With Father’s Day (June 21st) on the horizon, Mac Macauley, the gruff dad of our first publication “The Shiralee”, has been on my mind.
Macauley is definitely not a model father – in fact he’s far from it. He’s a tough itinerant worker traipsing across New South Wales in search of manual labour. His lifestyle is unpredictable, he frequently gets into violent brawls, he’s racist, a womaniser, and he makes no allowances for his four-year-old daughter Buster, who is travelling alongside him. He thinks of this little girl as a burden, which is what “shiralee” means; it’s an obscure nineteenth-century phrase for a swag and we are told on the second page of the novel that Macauley has two swags, one that he puts on his back and that holds his things, and the other “with legs and a cabbage-tree hat”, which is his real trouble. Buster prevents her dad from taking the jobs that he wants, from walking as long as he can and from claiming the freedom and independence that his life has always been rich in.

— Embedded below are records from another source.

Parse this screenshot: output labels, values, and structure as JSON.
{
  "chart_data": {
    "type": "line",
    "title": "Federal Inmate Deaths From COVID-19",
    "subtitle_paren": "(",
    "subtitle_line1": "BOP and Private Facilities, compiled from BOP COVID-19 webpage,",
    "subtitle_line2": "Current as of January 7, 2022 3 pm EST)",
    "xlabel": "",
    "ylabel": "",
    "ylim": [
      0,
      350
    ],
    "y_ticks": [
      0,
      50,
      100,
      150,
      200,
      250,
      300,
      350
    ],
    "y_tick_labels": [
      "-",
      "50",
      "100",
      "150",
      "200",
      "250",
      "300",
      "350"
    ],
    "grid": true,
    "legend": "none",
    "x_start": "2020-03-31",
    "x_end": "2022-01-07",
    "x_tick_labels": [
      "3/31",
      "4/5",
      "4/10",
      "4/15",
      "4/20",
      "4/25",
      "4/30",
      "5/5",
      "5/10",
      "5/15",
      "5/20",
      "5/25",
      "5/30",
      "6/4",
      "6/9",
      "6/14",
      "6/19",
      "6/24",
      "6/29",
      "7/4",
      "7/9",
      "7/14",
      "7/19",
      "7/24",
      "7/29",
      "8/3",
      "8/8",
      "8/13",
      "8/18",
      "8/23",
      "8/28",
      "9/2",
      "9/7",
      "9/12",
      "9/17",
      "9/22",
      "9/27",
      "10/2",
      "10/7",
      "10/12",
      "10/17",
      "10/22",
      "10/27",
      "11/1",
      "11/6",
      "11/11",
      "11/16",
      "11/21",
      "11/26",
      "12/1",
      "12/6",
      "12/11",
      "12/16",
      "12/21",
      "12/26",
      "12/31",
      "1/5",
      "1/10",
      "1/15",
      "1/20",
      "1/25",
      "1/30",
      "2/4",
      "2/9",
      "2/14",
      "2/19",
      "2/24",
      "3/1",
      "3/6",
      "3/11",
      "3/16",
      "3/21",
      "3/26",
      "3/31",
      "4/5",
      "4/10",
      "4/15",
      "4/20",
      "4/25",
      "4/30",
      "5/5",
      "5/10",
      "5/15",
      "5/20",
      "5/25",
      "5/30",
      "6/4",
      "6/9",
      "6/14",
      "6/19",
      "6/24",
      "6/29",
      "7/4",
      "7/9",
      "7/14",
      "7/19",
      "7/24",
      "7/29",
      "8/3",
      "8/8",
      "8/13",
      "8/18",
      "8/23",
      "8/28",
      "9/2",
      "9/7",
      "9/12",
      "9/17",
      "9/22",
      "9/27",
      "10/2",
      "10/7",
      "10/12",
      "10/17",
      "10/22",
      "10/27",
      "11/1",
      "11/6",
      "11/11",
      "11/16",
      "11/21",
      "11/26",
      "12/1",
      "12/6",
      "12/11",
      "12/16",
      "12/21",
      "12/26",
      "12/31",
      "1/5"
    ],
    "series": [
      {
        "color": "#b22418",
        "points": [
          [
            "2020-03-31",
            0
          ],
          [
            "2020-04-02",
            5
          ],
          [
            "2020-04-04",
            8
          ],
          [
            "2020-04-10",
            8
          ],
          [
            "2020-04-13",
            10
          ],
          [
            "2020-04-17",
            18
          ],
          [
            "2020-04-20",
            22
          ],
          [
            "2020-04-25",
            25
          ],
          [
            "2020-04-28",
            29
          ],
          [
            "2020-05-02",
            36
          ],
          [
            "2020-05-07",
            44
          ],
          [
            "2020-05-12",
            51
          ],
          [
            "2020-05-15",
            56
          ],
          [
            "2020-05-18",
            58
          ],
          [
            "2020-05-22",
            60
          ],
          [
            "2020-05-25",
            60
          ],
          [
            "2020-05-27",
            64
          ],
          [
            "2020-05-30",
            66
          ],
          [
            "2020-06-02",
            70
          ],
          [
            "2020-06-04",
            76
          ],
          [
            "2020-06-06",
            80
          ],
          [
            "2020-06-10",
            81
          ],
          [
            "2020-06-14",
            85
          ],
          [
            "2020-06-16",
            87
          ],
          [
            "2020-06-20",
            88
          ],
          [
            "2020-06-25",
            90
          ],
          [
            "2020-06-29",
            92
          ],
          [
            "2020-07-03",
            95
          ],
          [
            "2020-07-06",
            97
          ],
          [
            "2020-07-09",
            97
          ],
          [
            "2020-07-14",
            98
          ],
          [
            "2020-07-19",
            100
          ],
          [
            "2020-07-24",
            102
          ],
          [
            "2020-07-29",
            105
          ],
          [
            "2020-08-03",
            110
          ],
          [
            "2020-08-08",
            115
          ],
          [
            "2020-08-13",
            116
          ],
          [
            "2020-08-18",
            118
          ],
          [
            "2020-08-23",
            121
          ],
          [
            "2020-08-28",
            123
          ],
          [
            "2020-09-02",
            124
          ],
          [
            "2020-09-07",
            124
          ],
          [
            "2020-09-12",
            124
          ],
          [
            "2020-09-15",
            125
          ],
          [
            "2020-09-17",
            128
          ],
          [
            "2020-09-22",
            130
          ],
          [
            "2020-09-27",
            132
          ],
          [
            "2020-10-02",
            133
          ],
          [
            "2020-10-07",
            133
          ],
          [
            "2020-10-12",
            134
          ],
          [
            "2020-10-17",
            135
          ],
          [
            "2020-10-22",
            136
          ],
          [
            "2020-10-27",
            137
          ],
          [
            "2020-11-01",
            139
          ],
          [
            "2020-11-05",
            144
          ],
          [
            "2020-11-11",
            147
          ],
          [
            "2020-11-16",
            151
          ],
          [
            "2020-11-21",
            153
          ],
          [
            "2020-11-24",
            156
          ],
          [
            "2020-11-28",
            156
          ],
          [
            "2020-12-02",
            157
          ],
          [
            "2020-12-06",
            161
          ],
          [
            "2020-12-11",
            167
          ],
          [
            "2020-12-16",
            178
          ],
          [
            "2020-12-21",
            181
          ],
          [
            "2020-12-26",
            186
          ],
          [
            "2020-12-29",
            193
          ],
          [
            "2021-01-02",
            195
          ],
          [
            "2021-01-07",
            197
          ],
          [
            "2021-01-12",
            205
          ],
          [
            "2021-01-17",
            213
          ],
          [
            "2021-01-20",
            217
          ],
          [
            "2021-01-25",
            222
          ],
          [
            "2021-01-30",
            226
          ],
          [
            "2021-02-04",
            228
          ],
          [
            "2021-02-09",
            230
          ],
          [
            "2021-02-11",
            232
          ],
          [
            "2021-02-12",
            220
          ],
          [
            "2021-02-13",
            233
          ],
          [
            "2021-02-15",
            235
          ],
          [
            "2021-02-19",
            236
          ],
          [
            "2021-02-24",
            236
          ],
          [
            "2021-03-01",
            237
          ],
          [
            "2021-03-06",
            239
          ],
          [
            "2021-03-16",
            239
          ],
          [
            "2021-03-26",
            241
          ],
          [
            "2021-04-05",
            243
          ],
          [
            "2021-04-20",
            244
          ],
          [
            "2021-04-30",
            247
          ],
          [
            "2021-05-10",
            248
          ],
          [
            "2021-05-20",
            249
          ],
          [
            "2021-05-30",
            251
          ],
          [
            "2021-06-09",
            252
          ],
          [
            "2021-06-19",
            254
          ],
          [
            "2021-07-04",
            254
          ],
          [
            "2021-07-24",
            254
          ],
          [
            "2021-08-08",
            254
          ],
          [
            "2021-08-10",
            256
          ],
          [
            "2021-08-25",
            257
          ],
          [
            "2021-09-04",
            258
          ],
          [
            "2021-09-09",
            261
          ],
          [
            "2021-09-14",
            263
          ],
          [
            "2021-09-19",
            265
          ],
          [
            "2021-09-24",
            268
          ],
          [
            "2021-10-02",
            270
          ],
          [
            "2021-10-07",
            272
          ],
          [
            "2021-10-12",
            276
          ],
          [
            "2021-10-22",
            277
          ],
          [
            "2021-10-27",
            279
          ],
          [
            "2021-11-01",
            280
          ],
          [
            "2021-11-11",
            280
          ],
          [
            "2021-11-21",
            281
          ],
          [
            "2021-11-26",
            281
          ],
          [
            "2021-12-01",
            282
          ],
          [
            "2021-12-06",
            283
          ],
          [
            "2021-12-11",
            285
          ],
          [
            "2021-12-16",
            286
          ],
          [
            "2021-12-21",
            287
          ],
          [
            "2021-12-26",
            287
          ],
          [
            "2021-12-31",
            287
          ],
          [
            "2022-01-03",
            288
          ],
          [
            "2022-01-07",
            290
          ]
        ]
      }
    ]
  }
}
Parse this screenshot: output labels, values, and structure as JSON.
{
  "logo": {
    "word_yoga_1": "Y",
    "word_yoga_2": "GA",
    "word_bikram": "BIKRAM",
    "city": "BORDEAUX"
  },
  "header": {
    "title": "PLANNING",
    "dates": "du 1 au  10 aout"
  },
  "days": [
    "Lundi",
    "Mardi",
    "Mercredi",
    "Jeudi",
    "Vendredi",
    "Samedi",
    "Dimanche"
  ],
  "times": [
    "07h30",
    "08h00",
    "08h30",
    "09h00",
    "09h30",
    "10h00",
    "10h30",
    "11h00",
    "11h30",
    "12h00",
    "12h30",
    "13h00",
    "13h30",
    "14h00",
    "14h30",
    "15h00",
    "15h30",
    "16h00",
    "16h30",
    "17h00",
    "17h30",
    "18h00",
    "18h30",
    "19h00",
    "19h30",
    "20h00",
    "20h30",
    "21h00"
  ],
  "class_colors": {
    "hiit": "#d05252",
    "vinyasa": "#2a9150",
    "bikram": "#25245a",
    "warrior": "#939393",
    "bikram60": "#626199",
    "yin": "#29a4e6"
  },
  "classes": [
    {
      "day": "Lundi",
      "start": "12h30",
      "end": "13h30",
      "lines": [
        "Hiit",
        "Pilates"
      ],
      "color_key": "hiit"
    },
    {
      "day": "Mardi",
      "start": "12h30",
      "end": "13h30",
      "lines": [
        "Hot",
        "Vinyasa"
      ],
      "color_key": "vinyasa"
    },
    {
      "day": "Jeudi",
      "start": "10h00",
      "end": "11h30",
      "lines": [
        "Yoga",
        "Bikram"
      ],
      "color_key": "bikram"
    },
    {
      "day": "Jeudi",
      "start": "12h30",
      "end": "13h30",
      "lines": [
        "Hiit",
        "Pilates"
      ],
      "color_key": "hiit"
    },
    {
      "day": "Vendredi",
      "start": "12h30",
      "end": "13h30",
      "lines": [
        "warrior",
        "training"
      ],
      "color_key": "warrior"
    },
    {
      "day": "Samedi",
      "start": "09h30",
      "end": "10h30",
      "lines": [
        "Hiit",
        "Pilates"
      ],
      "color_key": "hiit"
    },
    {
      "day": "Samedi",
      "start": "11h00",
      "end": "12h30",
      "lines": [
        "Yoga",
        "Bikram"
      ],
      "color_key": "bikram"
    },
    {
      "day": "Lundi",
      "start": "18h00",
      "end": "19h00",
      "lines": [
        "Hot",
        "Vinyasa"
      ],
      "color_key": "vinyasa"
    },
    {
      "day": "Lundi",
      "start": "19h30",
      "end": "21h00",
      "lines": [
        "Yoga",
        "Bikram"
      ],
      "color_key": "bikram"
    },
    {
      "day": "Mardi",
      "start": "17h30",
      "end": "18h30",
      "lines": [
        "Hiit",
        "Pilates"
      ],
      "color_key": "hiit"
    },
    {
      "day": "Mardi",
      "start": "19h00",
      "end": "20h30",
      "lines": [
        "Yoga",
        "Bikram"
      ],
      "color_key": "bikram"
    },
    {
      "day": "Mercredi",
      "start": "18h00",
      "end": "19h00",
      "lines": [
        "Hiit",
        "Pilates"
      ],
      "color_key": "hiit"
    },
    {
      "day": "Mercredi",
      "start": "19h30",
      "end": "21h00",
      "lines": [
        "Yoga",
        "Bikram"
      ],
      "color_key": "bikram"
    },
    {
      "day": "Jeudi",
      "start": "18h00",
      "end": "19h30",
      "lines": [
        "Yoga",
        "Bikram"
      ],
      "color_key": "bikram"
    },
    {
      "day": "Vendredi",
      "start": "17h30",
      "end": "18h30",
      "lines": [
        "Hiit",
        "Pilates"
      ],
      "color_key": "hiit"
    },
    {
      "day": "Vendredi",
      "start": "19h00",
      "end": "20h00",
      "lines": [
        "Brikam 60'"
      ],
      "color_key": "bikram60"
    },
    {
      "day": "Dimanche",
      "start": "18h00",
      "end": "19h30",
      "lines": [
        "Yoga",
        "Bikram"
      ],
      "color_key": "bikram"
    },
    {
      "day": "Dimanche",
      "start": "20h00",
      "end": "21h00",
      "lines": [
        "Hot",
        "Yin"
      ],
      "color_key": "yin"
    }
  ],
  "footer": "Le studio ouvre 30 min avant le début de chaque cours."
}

But as the narrative of this Australian classic winds it way through one dusty town after another, as Macauley and Buster bump into old friends, make new acquaintances and pick up the odd job or two on their way, we see a gradual but perceptible shift in Macauley’s attitude towards his daughter. He notices how tough she can be – “They had walked for two hours, and Macauley couldn’t help but observe, as he had been observing, the growing endurance of the little girl” – and how her adoration of him never falters regardless of his own behaviour – “She launched herself at the fortress of his strength and protection, refusing to be spurned”. Slowly, he comes to realise that this Buster is somebody he respects and he cannot help but be proud of her and love her. And whilst Macauley’s tough exterior never dramatically buckles we see his emotional barriers put under some serious strain, especially in the incredibly tense and dramatic final scenes of the novel.
It’s this morphing father-daughter relationship at the centre of “The Shiralee” that makes it such a wonderfully moving, powerful and relevant novel, even 60 years after its initial publication. It’s a timeless story of a dad getting to know his child and with such a universal principle it’s sure to touch any reader. But naturally it’s a novel that will appeal particularly to fathers. In his introduction to our edition, my colleague Nic writes about how reading the novel for the first time as a new father was especially gripping for him. Thankfully for his children, Nic is much a much kinder and more settled father than Macauley, but I know that Mac will always remain one of Nic’s all-time favourite literary dads, precisely because he is so flawed as a man and as a father – there’s something incredibly inspiring and fulfilling about his subtle transformation. I think Tim Winton summed up Macauley’s predicament perfectly in the quote that he sent us for the cover of our edition, he said:
“Sometimes our gravest burdens, the weights we drag with us along life’s potholed road, are the key to our liberation. For a generation of readers accustomed to the niceties of political correctness, The Shiralee may seem as brutal as it is lyrical. But with its insight into the way a child can, by the provocation of her own vulnerability and by sheer force of love, bring a grown man to his senses, The Shiralee is a novel that still rings true after more than half a century.”
And long may it continue to do so… Happy Fathers Day everyone!